Le montant maximal de garantie de l'Etat s'établirait selon le Président de la République à 40 milliards d'euros , mais ce plafond spécifique n'est pas défini par le présent projet de loi de finances rectificative qui ne définit qu'un montant maximal global de 360 milliards d'euros pour l'ensemble des dispositions de l'article 6.

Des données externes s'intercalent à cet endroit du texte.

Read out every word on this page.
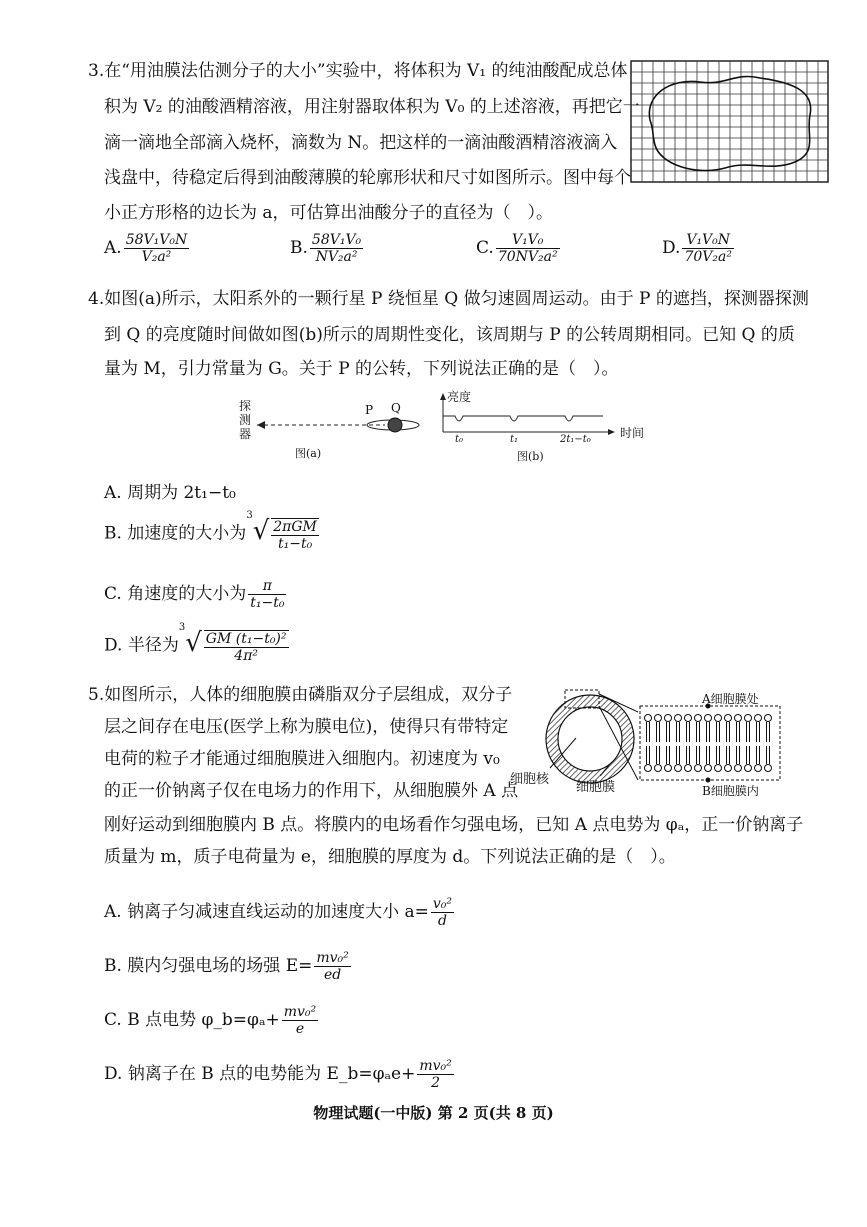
3.在“用油膜法估测分子的大小”实验中，将体积为 V₁ 的纯油酸配成总体
积为 V₂ 的油酸酒精溶液，用注射器取体积为 V₀ 的上述溶液，再把它一
滴一滴地全部滴入烧杯，滴数为 N。把这样的一滴油酸酒精溶液滴入
浅盘中，待稳定后得到油酸薄膜的轮廓形状和尺寸如图所示。图中每个
小正方形格的边长为 a，可估算出油酸分子的直径为（　）。
A. $\frac{\text{58V₁V₀N}}{\text{V₂a²}}$	B. $\frac{\text{58V₁V₀}}{\text{NV₂a²}}$	C. $\frac{\text{V₁V₀}}{\text{70NV₂a²}}$	D. $\frac{\text{V₁V₀N}}{\text{70V₂a²}}$
4.如图(a)所示，太阳系外的一颗行星 P 绕恒星 Q 做匀速圆周运动。由于 P 的遮挡，探测器探测
到 Q 的亮度随时间做如图(b)所示的周期性变化，该周期与 P 的公转周期相同。已知 Q 的质
量为 M，引力常量为 G。关于 P 的公转，下列说法正确的是（　）。
探测器
P Q
图(a)
亮度
时间
t₀	t₁	2t₁−t₀
图(b)
A. 周期为 2t₁−t₀
B. 加速度的大小为$^3√ \frac{\text{2πGM}}{\text{t₁−t₀}}$
C. 角速度的大小为 $\frac{\pi}{\text{t₁−t₀}}$
D. 半径为$^3√ \frac{\text{GM (t₁−t₀)²}}{\text{4π²}}$
5.如图所示，人体的细胞膜由磷脂双分子层组成，双分子
层之间存在电压(医学上称为膜电位)，使得只有带特定
电荷的粒子才能通过细胞膜进入细胞内。初速度为 v₀
的正一价钠离子仅在电场力的作用下，从细胞膜外 A 点
刚好运动到细胞膜内 B 点。将膜内的电场看作匀强电场，已知 A 点电势为 φₐ，正一价钠离子
质量为 m，质子电荷量为 e，细胞膜的厚度为 d。下列说法正确的是（　）。
A细胞膜处
B细胞膜内
细胞核
细胞膜
A. 钠离子匀减速直线运动的加速度大小 $a= \frac{\text{v₀²}}{d}$
B. 膜内匀强电场的场强 $E= \frac{\text{mv₀²}}{ed}$
C. B 点电势 φ_b=φₐ+ $\frac{\text{mv₀²}}{e}$
D. 钠离子在 B 点的电势能为 E_b=φₐe+ $\frac{\text{mv₀²}}{2}$
物理试题(一中版) 第 2 页(共 8 页)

Cette société a été créée avant même l'intervention du présent projet de loi de finances rectificative. Elle se dénommerait « Société de prises de participation de l'Etat » et aurait déjà pris une participation dans Dexia. Son activité, voire son existence même, ont vocation à ne pas excéder une durée limitée au court ou moyen terme, et à se limiter à la résolution des difficultés exceptionnelles intervenues au sein du secteur bancaire.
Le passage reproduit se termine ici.